Pesquisadores acreditavam que essas substâncias poderiam revelar dados sobre o funcionamento da mente e abrir caminhos para tratamentos revolucionários. Ao mesmo tempo, as drogas eram celebradas por artistas e músicos como parte da contracultura da era hippie.
Mas o foco, na cobertura da imprensa, em casos de problemas decorrentes do consumo desmedido dessas drogas, como suicídios e suposta decadência moral, levaram a uma reação que culminou com a proibição nos EUA, em 1970, do uso do LSD e de outros psicodélicos – legislação que foi seguida por outros países.
Isso levou a um hiato de quase uma geração nas pesquisas científicas rigorosas sobre os efeitos das substâncias psicodélicas, que começaram a ser retomadas apenas no final dos anos 1990.
“Essa demanda de pesquisa e aplicação na área médica ficou reprimida por 30 anos, e hoje há uma evolução gradativa na ciência dos psicodélicos”, avalia Dráulio de Araújo.
O neurocientista diz não acreditar que substâncias como LSD e MDMA serão encontradas em prateleiras de farmácias no futuro. Para ele, o cenário mais provável, caso passem por todos os testes e autorizações, é que se enquadrem mais como auxiliares de tratamento do que como medicação em si.
“Não vejo a perspectiva de um médico receitar, por exemplo, 50 ml de ayahuasca para um paciente com depressão, mas a possibilidade de um uso controlado, no ambiente correto, como uma ferramenta de procedimento, como a função de um anestésico em um processo maior.”
Para Sidarta Ribeiro, é preciso regulamentar o uso terapêutico de todas essas drogas, “porque todas podem ser usadas e abusadas”. “Isso dará segurança de uso pessoal, porque não há droga do bem e droga do mal. Se fosse para proibir substâncias perigosas, o álcool seria proibido e o ecstasy seria liberado”, afirma.
Ribeiro vê ainda um lado moral da “revolução psicodélica”.
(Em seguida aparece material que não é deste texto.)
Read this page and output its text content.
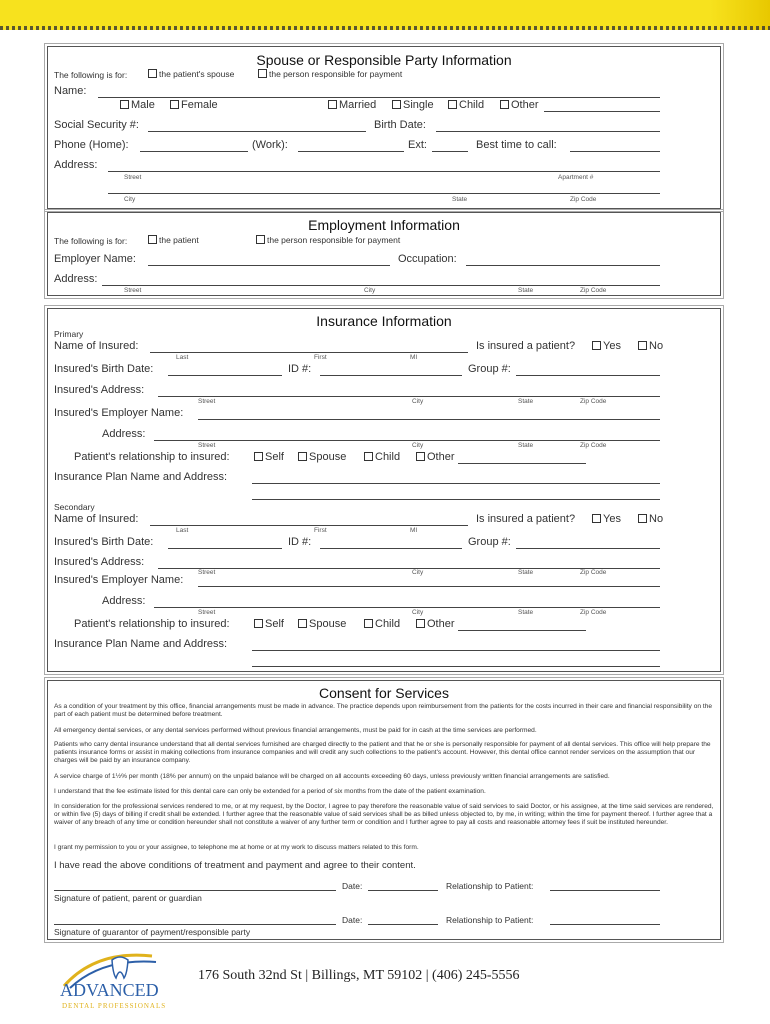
Spouse or Responsible Party Information
The following is for:	the patient's spouse	the person responsible for payment
Name:
Male	Female	Married	Single	Child	Other
Social Security #:	Birth Date:
Phone (Home):	(Work):	Ext:	Best time to call:
Address:
Street	Apartment #
City	State	Zip Code
Employment Information
The following is for:	the patient	the person responsible for payment
Employer Name:	Occupation:
Address:
Street	City	State	Zip Code
Insurance Information
Primary
Name of Insured:
Last	First	MI
Is insured a patient?	Yes	No
Insured's Birth Date:	ID #:	Group #:
Insured's Address:
Street	City	State	Zip Code
Insured's Employer Name:
Address:
Street	City	State	Zip Code
Patient's relationship to insured:	Self	Spouse	Child	Other
Insurance Plan Name and Address:
Secondary
Name of Insured:
Last	First	MI
Is insured a patient?	Yes	No
Insured's Birth Date:	ID #:	Group #:
Insured's Address:
Street	City	State	Zip Code
Insured's Employer Name:
Address:
Street	City	State	Zip Code
Patient's relationship to insured:	Self	Spouse	Child	Other
Insurance Plan Name and Address:
Consent for Services
As a condition of your treatment by this office, financial arrangements must be made in advance. The practice depends upon reimbursement from the patients for the costs incurred in their care and financial responsibility on the part of each patient must be determined before treatment.
All emergency dental services, or any dental services performed without previous financial arrangements, must be paid for in cash at the time services are performed.
Patients who carry dental insurance understand that all dental services furnished are charged directly to the patient and that he or she is personally responsible for payment of all dental services. This office will help prepare the patients insurance forms or assist in making collections from insurance companies and will credit any such collections to the patient's account. However, this dental office cannot render services on the assumption that our charges will be paid by an insurance company.
A service charge of 1½% per month (18% per annum) on the unpaid balance will be charged on all accounts exceeding 60 days, unless previously written financial arrangements are satisfied.
I understand that the fee estimate listed for this dental care can only be extended for a period of six months from the date of the patient examination.
In consideration for the professional services rendered to me, or at my request, by the Doctor, I agree to pay therefore the reasonable value of said services to said Doctor, or his assignee, at the time said services are rendered, or within five (5) days of billing if credit shall be extended. I further agree that the reasonable value of said services shall be as billed unless objected to, by me, in writing; within the time for payment thereof. I further agree that a waiver of any breach of any time or condition hereunder shall not constitute a waiver of any further term or condition and I further agree to pay all costs and reasonable attorney fees if suit be instituted hereunder.
I grant my permission to you or your assignee, to telephone me at home or at my work to discuss matters related to this form.
I have read the above conditions of treatment and payment and agree to their content.
Date:	Relationship to Patient:
Signature of patient, parent or guardian
Date:	Relationship to Patient:
Signature of guarantor of payment/responsible party
ADVANCED
DENTAL PROFESSIONALS
176 South 32nd St | Billings, MT 59102 | (406) 245-5556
“A promessa psicodélica no curto prazo é cuidar do sofrimento humano, mas no longo prazo é cuidar da estruturação social. Porque vivemos numa situação de muito sofrimento na sociedade, pela desigualdade gigantesca, porque as pessoas que têm muito, e muito mais do que podem usufruir, não estão satisfeitas. A promessa dos psicodélicos é mudar isso”, sugere.